Ich denke, obwohl ich männlich und schon 24 Jahre alt bin,
dass diese Version der Weihnachtsgeschichte den Kern der Geschichte
trifft, etwas anders als das Original, aber doch sehr gut umgesetzt.
Vor allem die Geschichte des Hauptcharakters ist ein Beweis,
wie schnell das menschliche Herz sich versteinern lässt, wenn man das
Vertrauen in die Familie, die Welt und sich selbst verliert und
dies dadurch auszugleichen versucht, sein Ego mit Karriere, Geld und Erfolg
nach oben zu ziehen. Nur wird man dadurch oft ungerecht gegenüber seinen
Mitmenschen, setzt nach außen seine Maske auf, und verletzt und vertreibt
schlussendlich die Leute, die trotz allem Schlimmen immer zu einem gehalten haben.
Die Feen sind etwas kitschig und beinah nervtötend, vor allem die der gegenwärtigen Weihnacht, dennoch spiegeln sie dem Hauptcharakter die verschiedenen Zeitepochen vor, die sie zu dem gemacht haben, was sie schlussendlich geworden ist. Daraus folgt die langsame Bekehrung zum Guten und die Einsicht.
Besonders rührend ist die Liebe des kleinen, schwer kranken Mädchen zu dem geläutertem "Star", die sich nichts sehnlicher wünscht, als sie einfach nur singen zu hören, ohne einen Gedanken an Geld, Ruhm und Erfolg an ihr zu verschwenden, sondern aus echter Liebe. Am Ende starb das Mädchen nicht, sondern wurde geheilt, weil der Hauptcharakter aus der zurückgewonnenen Nächstenliebe die teure Operation bezahlt und die anstehende Schließung des Waisenhauses verhindert hat.

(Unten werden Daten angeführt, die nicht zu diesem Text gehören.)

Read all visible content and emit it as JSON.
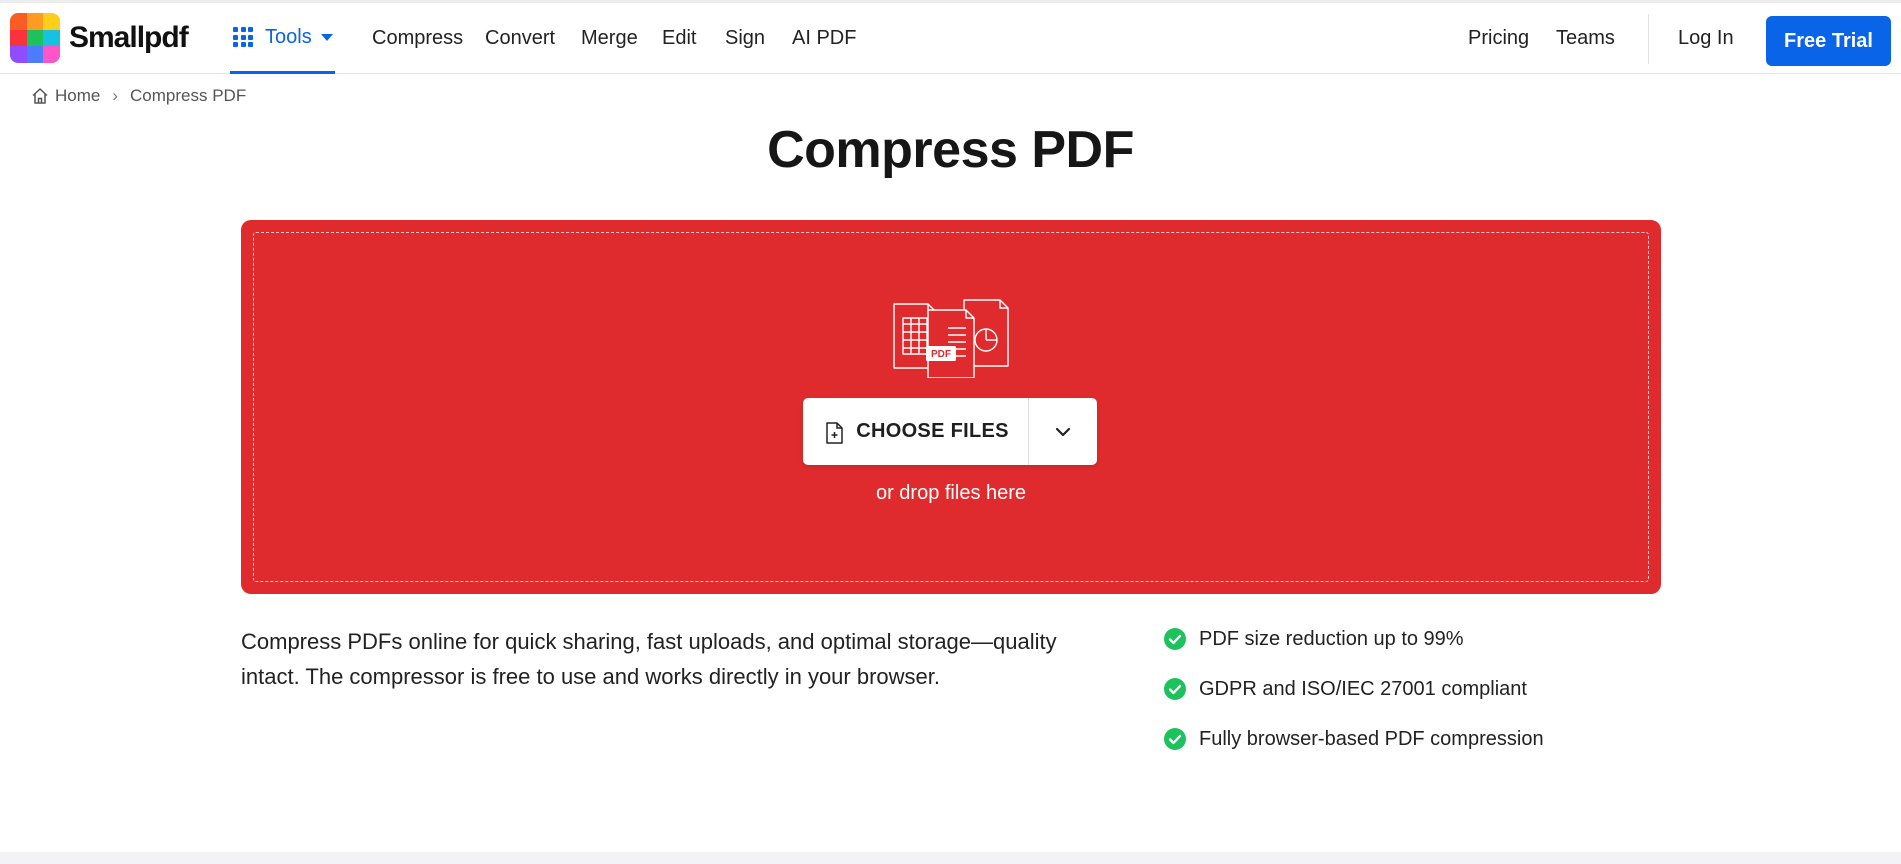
{
  "brand": {
    "name": "Smallpdf",
    "logo_colors": [
      "#f95c24",
      "#ff9a22",
      "#ffcd1c",
      "#f8333c",
      "#1ec25c",
      "#17c1e0",
      "#8f4dff",
      "#4c7cff",
      "#ff56c7"
    ]
  },
  "nav": {
    "tools_label": "Tools",
    "links": [
      "Compress",
      "Convert",
      "Merge",
      "Edit",
      "Sign",
      "AI PDF"
    ],
    "right_links": [
      "Pricing",
      "Teams"
    ],
    "login_label": "Log In",
    "cta_label": "Free Trial"
  },
  "breadcrumb": {
    "home": "Home",
    "separator": "›",
    "current": "Compress PDF"
  },
  "page_title": "Compress PDF",
  "dropzone": {
    "illustration_badge": "PDF",
    "choose_label": "CHOOSE FILES",
    "drop_hint": "or drop files here"
  },
  "description": "Compress PDFs online for quick sharing, fast uploads, and optimal storage—quality intact. The compressor is free to use and works directly in your browser.",
  "features": [
    "PDF size reduction up to 99%",
    "GDPR and ISO/IEC 27001 compliant",
    "Fully browser-based PDF compression"
  ],
  "colors": {
    "accent_blue": "#0a64e8",
    "dropzone_red": "#df2b2d",
    "check_green": "#1ec25c"
  },
  "icons": {
    "tools": "grid-icon",
    "home": "home-icon",
    "choose": "file-plus-icon",
    "more": "chevron-down-icon",
    "feature": "check-circle-icon"
  }
}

Da muss ich sogar sagen, das ich viele Tränen geweint habe. Also, trotz Barbie und diesbezüglicher Vorbehalte, ein toller Film zur Weihnachtszeit für Kinder.

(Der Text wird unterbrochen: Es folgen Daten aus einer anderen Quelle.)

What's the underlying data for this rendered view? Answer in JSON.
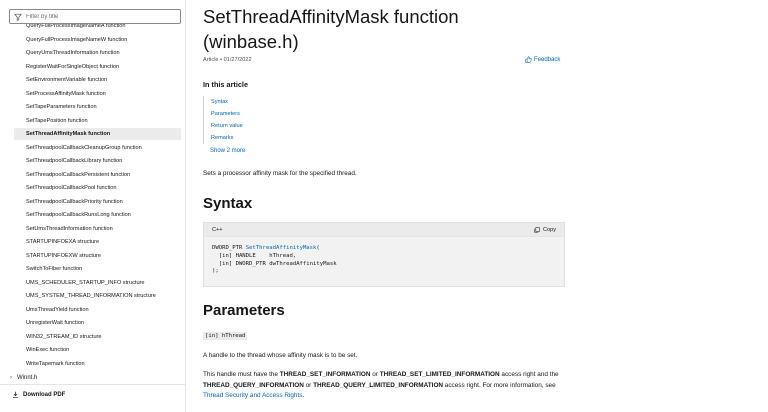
{
  "sidebar": {
    "filter_placeholder": "Filter by title",
    "items": [
      {
        "label": "QueryFullProcessImageNameA function",
        "selected": false
      },
      {
        "label": "QueryFullProcessImageNameW function",
        "selected": false
      },
      {
        "label": "QueryUmsThreadInformation function",
        "selected": false
      },
      {
        "label": "RegisterWaitForSingleObject function",
        "selected": false
      },
      {
        "label": "SetEnvironmentVariable function",
        "selected": false
      },
      {
        "label": "SetProcessAffinityMask function",
        "selected": false
      },
      {
        "label": "SetTapeParameters function",
        "selected": false
      },
      {
        "label": "SetTapePosition function",
        "selected": false
      },
      {
        "label": "SetThreadAffinityMask function",
        "selected": true
      },
      {
        "label": "SetThreadpoolCallbackCleanupGroup function",
        "selected": false
      },
      {
        "label": "SetThreadpoolCallbackLibrary function",
        "selected": false
      },
      {
        "label": "SetThreadpoolCallbackPersistent function",
        "selected": false
      },
      {
        "label": "SetThreadpoolCallbackPool function",
        "selected": false
      },
      {
        "label": "SetThreadpoolCallbackPriority function",
        "selected": false
      },
      {
        "label": "SetThreadpoolCallbackRunsLong function",
        "selected": false
      },
      {
        "label": "SetUmsThreadInformation function",
        "selected": false
      },
      {
        "label": "STARTUPINFOEXA structure",
        "selected": false
      },
      {
        "label": "STARTUPINFOEXW structure",
        "selected": false
      },
      {
        "label": "SwitchToFiber function",
        "selected": false
      },
      {
        "label": "UMS_SCHEDULER_STARTUP_INFO structure",
        "selected": false
      },
      {
        "label": "UMS_SYSTEM_THREAD_INFORMATION structure",
        "selected": false
      },
      {
        "label": "UmsThreadYield function",
        "selected": false
      },
      {
        "label": "UnregisterWait function",
        "selected": false
      },
      {
        "label": "WIN32_STREAM_ID structure",
        "selected": false
      },
      {
        "label": "WinExec function",
        "selected": false
      },
      {
        "label": "WriteTapemark function",
        "selected": false
      }
    ],
    "winnt_label": "Winnt.h",
    "download_label": "Download PDF"
  },
  "article": {
    "title_line1": "SetThreadAffinityMask function",
    "title_line2": "(winbase.h)",
    "meta": "Article • 01/27/2022",
    "feedback": "Feedback",
    "in_this_article": "In this article",
    "links": [
      "Syntax",
      "Parameters",
      "Return value",
      "Remarks"
    ],
    "show_more": "Show 2 more",
    "description": "Sets a processor affinity mask for the specified thread.",
    "syntax_heading": "Syntax",
    "code_lang": "C++",
    "copy_label": "Copy",
    "code_line1_prefix": "DWORD_PTR ",
    "code_line1_fn": "SetThreadAffinityMask",
    "code_line1_suffix": "(",
    "code_line2": "  [in] HANDLE    hThread,",
    "code_line3": "  [in] DWORD_PTR dwThreadAffinityMask",
    "code_line4": ");",
    "parameters_heading": "Parameters",
    "param_name": "[in] hThread",
    "param_desc": "A handle to the thread whose affinity mask is to be set.",
    "p2_a": "This handle must have the ",
    "p2_b": "THREAD_SET_INFORMATION",
    "p2_c": " or ",
    "p2_d": "THREAD_SET_LIMITED_INFORMATION",
    "p2_e": " access right and the ",
    "p2_f": "THREAD_QUERY_INFORMATION",
    "p2_g": " or ",
    "p2_h": "THREAD_QUERY_LIMITED_INFORMATION",
    "p2_i": " access right. For more information, see ",
    "p2_link": "Thread Security and Access Rights",
    "p2_end": "."
  }
}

Was die Erwachsenen betrifft, guckt genauer hin in der Entwicklung eurer Kinder. Es schadet euren Kindern eher, wenn man sie auf die Erfolgsspur lenkt, die man selber nie hatte, das drücken vor allem die Szenen mit der karrieresüchtigen Tante der Hauptcharakterin aus, der jedes Mittel recht ist, dem Kind in eine Richtung zu erziehen, in der es sich später eventuell nur scheinbar wirklich wohlfühlen würde, sogar krank macht.